É óbvio, porém, que a DAM deverá assegurar a proteção da China contra ataques de mísseis de alguns países asiáticos limítrofes, cujos potenciais nucleares ou balísticos se encontram em estado embrionário. Um dos "destinatários" da DAM chinesa poderia vir a ser a Índia que dispõe de mísseis destinados, antes de mais, para dissuadir a China. Ao que se apurou, as Forças Armadas indianas contam com algumas dezenas de cargas nucleares. Enquanto isso, a Índia conseguiu significativos sucessos na criação de mísseis balísticos de alcance médio, embora o seu número atual se estime em algumas dezenas. Por outro lado, o potencial balístico defensivo da China não seria suficiente para rechaçar ataques do adversário.
O Agni 5, cotado como o mais caro e eficiente míssil balístico indiano, com o raio de alcance maior a 5.000 km, custa apenas $9 milhões, ou seja, 10 vezes menos do que o GBI norte-americano. Além disso, o Agni 5 é mais barato que o sistema chinês munido do míssil KT-2, capaz de garantir a intercepção do Agni 5. Todavia, ninguém pode garantir o êxito definitivo de intercepção.

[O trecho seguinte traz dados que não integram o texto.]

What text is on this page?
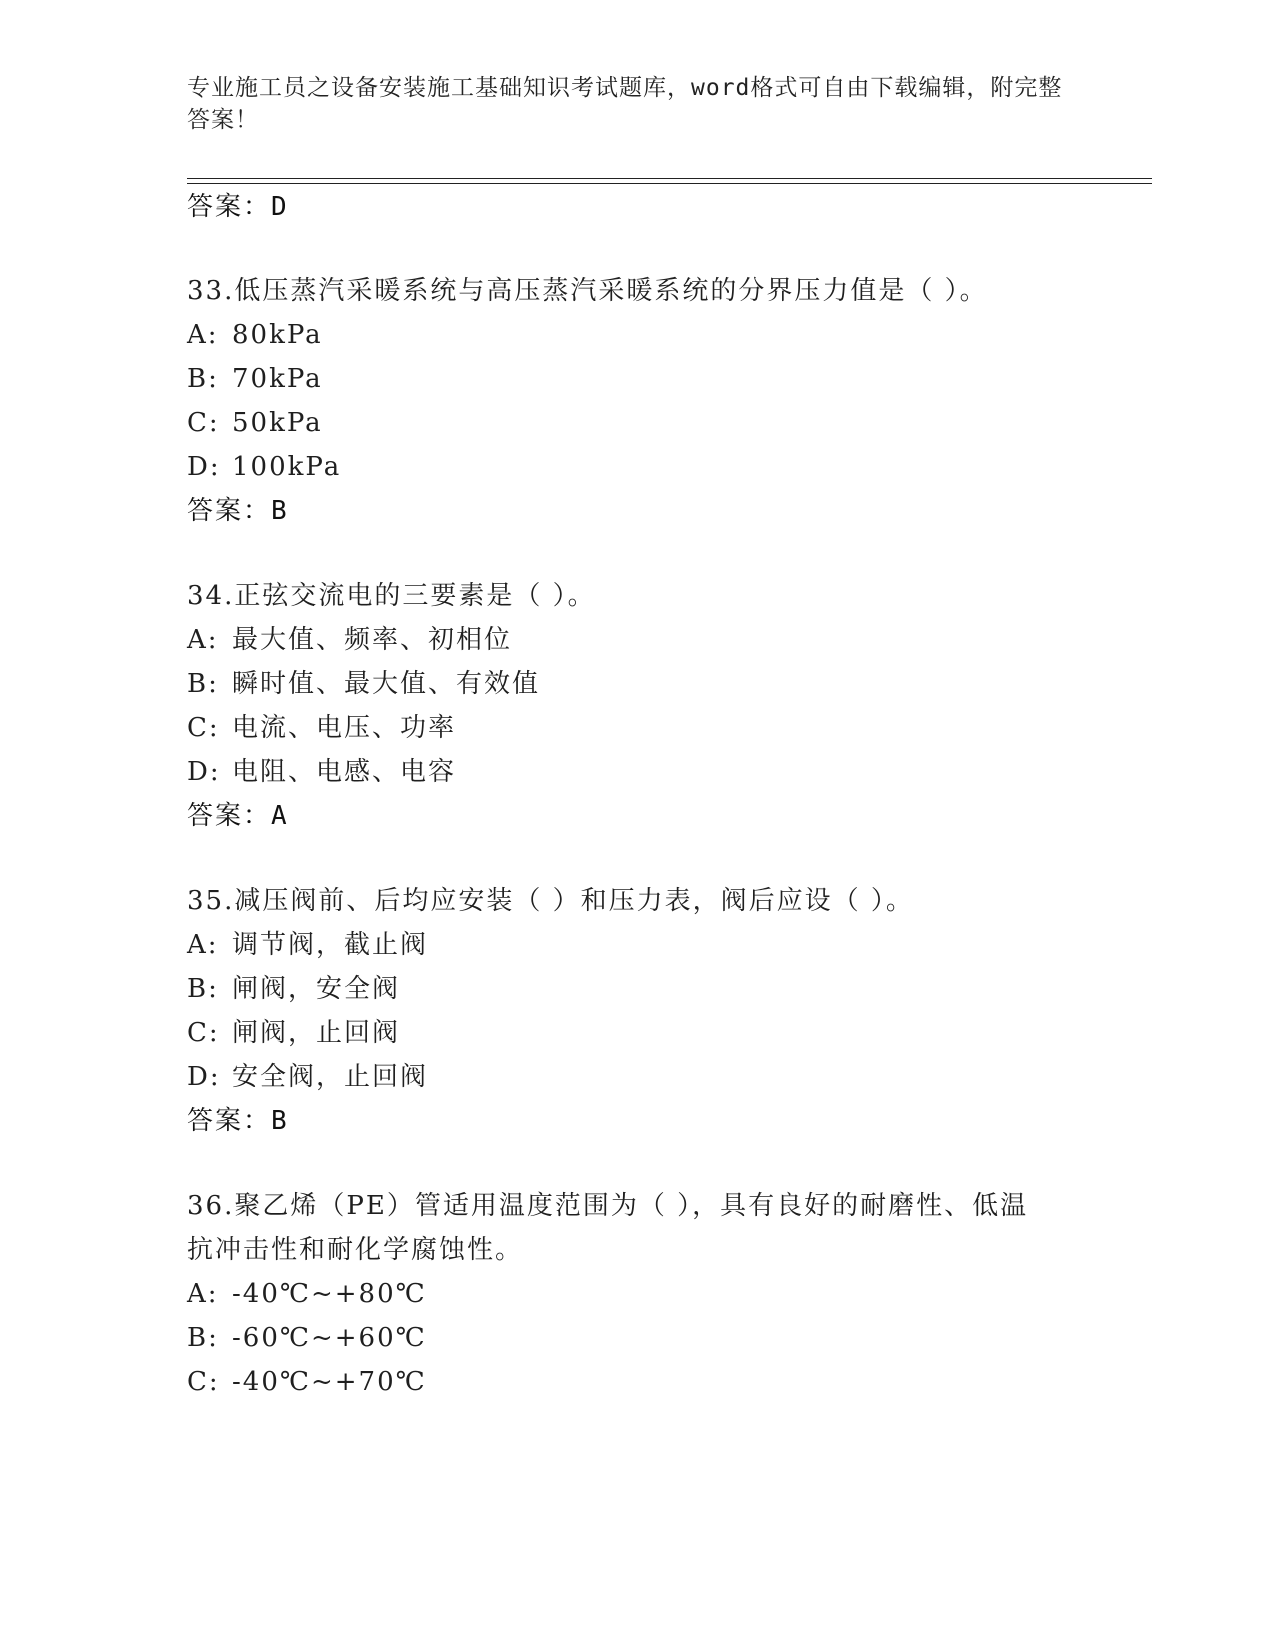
专业施工员之设备安装施工基础知识考试题库，word格式可自由下载编辑，附完整答案！
答案：D
33.低压蒸汽采暖系统与高压蒸汽采暖系统的分界压力值是（ ）。
A: 80kPa
B: 70kPa
C: 50kPa
D: 100kPa
答案：B
34.正弦交流电的三要素是（ ）。
A: 最大值、频率、初相位
B: 瞬时值、最大值、有效值
C: 电流、电压、功率
D: 电阻、电感、电容
答案：A
35.减压阀前、后均应安装（ ）和压力表，阀后应设（ ）。
A: 调节阀，截止阀
B: 闸阀，安全阀
C: 闸阀，止回阀
D: 安全阀，止回阀
答案：B
36.聚乙烯（PE）管适用温度范围为（ ），具有良好的耐磨性、低温
抗冲击性和耐化学腐蚀性。
A: -40℃~+80℃
B: -60℃~+60℃
C: -40℃~+70℃
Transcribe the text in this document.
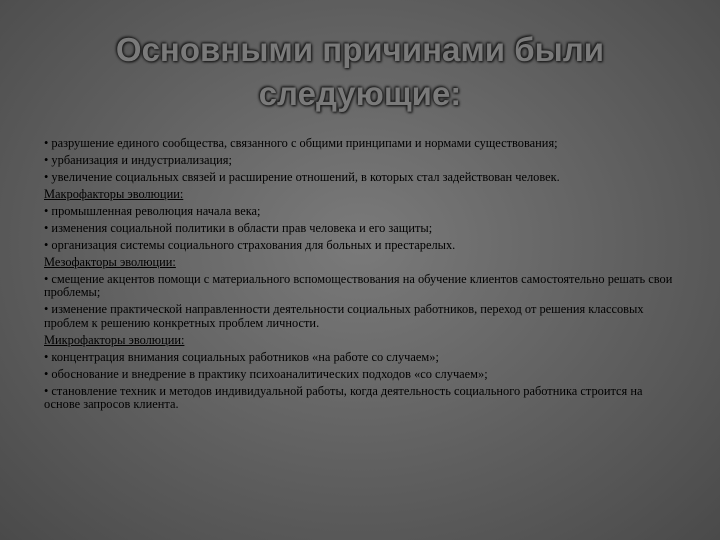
Основными причинами были
следующие:
• разрушение единого сообщества, связанного с общими принципами и нормами существования;
• урбанизация и индустриализация;
• увеличение социальных связей и расширение отношений, в которых стал задействован человек.
Макрофакторы эволюции:
• промышленная революция начала века;
• изменения социальной политики в области прав человека и его защиты;
• организация системы социального страхования для больных и престарелых.
Мезофакторы эволюции:
• смещение акцентов помощи с материального вспомоществования на обучение клиентов самостоятельно решать свои проблемы;
• изменение практической направленности деятельности социальных работников, переход от решения классовых проблем к решению конкретных проблем личности.
Микрофакторы эволюции:
• концентрация внимания социальных работников «на работе со случаем»;
• обоснование и внедрение в практику психоаналитических подходов «со случаем»;
• становление техник и методов индивидуальной работы, когда деятельность социального работника строится на основе запросов клиента.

Em face disso, a China terá de avolumar os investimentos em meios de reconhecimento aéreo e espacial, bem como nos sistemas ofensivos convencionais que estejam em condições de neutralizar o potencial militar indiano. A Índia, por sua vez, terá que empreender os esforços visando um desempenho acelerado do seu sistema de DAM, um tanto menosprezado até hoje.
O Taiwan também se empenha na projeção de mísseis balísticos de médio alcance. Não obstante a diminuição da tensão entre a ilha e a China continental, as obras de aperfeiçoamento de mísseis taiwaneses estão em pleno andamento. Antigamente, estas armas podiam atingir Xangai, mas agora, a julgar por declarações oficiais, são capazes de constituir ameaça para as regiões centrais chinesas, inclusive Pequim.
A Coreia do Sul está executando um programa de criação de mísseis balísticos de alcance de 800 km. O Paquistão e a Coreia do Norte também possuem os arsenais de mísseis de alcance médio potentes. Ambos os países mantêm as relações de amizade com a China, enfrentando sérios desafios internos imprevisíveis.
Não é de admirar, pois, que a China, situada numa zona instável, tenha decidido optar pelo próprio sistema de DAM. A sua criação fará com que os outros Estados da região se esforcem por fortalecer os seus respectivos potenciais estratégicos.